While such price swings would be considered extreme in stock trading, it's not uncommon for digital assets to experience corrections of more than 70%. During the bear market, altcoins can even correct up to 99%, which is definitely a thing worth keeping in mind when investing in this type of crypto.

That being said, the sharp drop from their respective all-time highs does not necessarily spell the end for Bitcoin or Ethereum. Crypto assets are notorious for their unpredictable price movements that are often influenced, among other things, by changes in market sentiment, regulatory news, macroeconomic factors, and shifts in institutional interest. For this reason, an aspiring crypto investor shouldn't focus solely on the technical analysis aspect — it's often worth paying attention to fundamentals as well.

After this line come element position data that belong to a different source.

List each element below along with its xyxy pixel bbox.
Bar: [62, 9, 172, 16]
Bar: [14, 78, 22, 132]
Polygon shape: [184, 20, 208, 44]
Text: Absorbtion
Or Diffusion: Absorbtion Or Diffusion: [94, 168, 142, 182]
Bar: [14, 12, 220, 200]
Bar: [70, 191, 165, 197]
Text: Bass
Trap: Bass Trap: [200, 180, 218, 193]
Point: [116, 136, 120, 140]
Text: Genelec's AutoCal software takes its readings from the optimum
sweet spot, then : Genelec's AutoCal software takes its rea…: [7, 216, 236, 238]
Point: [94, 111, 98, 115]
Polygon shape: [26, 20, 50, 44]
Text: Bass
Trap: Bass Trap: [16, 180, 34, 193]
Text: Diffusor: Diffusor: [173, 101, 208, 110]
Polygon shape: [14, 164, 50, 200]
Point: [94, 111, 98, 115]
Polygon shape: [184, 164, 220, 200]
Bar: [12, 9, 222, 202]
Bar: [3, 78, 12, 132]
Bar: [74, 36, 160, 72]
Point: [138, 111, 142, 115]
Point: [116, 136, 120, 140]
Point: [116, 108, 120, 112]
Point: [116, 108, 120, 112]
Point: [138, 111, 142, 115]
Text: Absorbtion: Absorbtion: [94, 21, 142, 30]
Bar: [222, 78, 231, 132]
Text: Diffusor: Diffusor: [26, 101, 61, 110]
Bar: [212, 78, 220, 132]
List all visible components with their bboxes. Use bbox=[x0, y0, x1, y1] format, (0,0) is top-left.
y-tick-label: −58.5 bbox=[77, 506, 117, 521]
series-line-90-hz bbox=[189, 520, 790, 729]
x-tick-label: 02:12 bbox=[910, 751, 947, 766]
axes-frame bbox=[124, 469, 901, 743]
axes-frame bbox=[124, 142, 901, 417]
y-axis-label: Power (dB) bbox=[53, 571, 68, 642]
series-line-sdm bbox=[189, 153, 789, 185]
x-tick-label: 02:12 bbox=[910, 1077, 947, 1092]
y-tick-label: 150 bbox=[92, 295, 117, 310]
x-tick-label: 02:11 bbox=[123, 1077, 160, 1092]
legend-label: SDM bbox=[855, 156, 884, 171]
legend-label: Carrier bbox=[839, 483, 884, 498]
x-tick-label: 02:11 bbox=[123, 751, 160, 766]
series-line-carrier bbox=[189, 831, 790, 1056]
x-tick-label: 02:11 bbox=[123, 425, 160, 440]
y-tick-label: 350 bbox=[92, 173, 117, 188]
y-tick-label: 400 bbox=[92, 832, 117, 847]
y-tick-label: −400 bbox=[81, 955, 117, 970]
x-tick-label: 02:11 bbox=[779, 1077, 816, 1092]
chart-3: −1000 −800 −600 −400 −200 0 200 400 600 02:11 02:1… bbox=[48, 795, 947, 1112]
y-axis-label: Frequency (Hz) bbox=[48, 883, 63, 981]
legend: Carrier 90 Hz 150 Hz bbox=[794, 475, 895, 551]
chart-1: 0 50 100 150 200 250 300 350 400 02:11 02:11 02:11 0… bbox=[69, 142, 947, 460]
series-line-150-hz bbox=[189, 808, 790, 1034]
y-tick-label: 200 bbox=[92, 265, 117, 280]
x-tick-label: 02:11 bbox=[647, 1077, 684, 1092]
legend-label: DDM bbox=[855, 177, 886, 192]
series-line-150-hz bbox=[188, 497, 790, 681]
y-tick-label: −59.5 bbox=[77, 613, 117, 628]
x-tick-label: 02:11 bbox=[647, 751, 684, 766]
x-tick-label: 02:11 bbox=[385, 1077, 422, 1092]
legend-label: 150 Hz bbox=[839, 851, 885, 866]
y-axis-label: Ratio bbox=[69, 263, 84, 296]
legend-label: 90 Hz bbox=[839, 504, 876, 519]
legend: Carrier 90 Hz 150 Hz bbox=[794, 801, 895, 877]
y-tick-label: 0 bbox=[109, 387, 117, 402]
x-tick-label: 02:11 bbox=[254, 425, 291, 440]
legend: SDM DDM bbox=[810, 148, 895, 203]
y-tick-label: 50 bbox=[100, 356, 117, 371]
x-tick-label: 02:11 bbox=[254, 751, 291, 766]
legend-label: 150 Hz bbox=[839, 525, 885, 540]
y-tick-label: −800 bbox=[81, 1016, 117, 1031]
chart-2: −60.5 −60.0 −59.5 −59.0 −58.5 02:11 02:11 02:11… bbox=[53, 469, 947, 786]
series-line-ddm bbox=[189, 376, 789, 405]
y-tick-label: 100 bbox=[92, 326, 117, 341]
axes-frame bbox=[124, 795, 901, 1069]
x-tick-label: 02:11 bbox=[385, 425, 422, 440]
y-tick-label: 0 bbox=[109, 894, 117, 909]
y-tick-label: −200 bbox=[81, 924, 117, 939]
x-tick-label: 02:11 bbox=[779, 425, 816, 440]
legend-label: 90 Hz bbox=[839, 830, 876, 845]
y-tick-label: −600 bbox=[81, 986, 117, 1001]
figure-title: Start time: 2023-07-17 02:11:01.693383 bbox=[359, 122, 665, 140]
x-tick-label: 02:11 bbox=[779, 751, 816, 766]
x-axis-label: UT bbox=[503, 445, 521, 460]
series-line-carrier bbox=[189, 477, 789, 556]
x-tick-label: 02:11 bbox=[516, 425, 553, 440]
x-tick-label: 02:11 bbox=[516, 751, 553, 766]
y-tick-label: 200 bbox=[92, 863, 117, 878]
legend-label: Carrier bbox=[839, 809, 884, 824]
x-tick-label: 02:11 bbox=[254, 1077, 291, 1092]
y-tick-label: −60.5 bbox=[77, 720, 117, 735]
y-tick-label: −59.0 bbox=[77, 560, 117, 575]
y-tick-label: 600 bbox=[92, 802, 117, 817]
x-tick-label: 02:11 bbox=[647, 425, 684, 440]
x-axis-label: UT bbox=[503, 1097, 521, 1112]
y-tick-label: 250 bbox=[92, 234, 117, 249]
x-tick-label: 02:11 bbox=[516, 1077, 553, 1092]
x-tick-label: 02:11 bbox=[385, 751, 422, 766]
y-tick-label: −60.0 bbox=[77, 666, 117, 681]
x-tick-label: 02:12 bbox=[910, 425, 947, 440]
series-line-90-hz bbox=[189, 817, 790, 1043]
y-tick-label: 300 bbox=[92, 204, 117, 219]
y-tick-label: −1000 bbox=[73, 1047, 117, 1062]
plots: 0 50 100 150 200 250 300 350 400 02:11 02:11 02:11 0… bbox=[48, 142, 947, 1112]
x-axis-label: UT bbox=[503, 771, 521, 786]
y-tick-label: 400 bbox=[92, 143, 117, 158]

Where to look for ATH of crypto assets?

Now, when you've got a good understanding of what is ATH and how to analyze it, you are probably wondering where you can find such data. Well, search no more, for I have brought you three reliable sources where you can check ATH and basically any data for a given cryptocurrency!

CoinMarketCap is the most-referenced price-tracking website for all assets in the ever-growing crypto industry. This platform is a go-to source for all important metrics on any given cryptocurrency, including market capitalization, sentiment leaders, best exchanges, and historical price performance.

CoinGecko is another cryptocurrency data aggregator that tracks the prices of all crypto assets across multiple exchanges. While CoinMarketCap mainly focuses on price discovery, CoinGecko offers a wider range of information, including liquidity, developer activity, and community growth.

CoinCodex is a crypto tracking platform where users can easily access and browse through detailed and accurate data and analytics on more than 15,000 crypto assets across all major centralized and decentralized exchanges, including such key metrics as 24h trading volume, market cap, sentiment, fear & greed index, and others.

Bottom line

At its core, ATH is more than just the highest price point of a certain asset — it's a versatile tool that, when used correctly, can equip traders with a more insightful understanding of market dynamics and sentiment. At the same time, a cautious investor should always keep in mind that ATH does not provide a guaranteed forecast for future performance and can be only used to make approximate estimates, since the entire crypto industry is inherently volatile and unpredictable.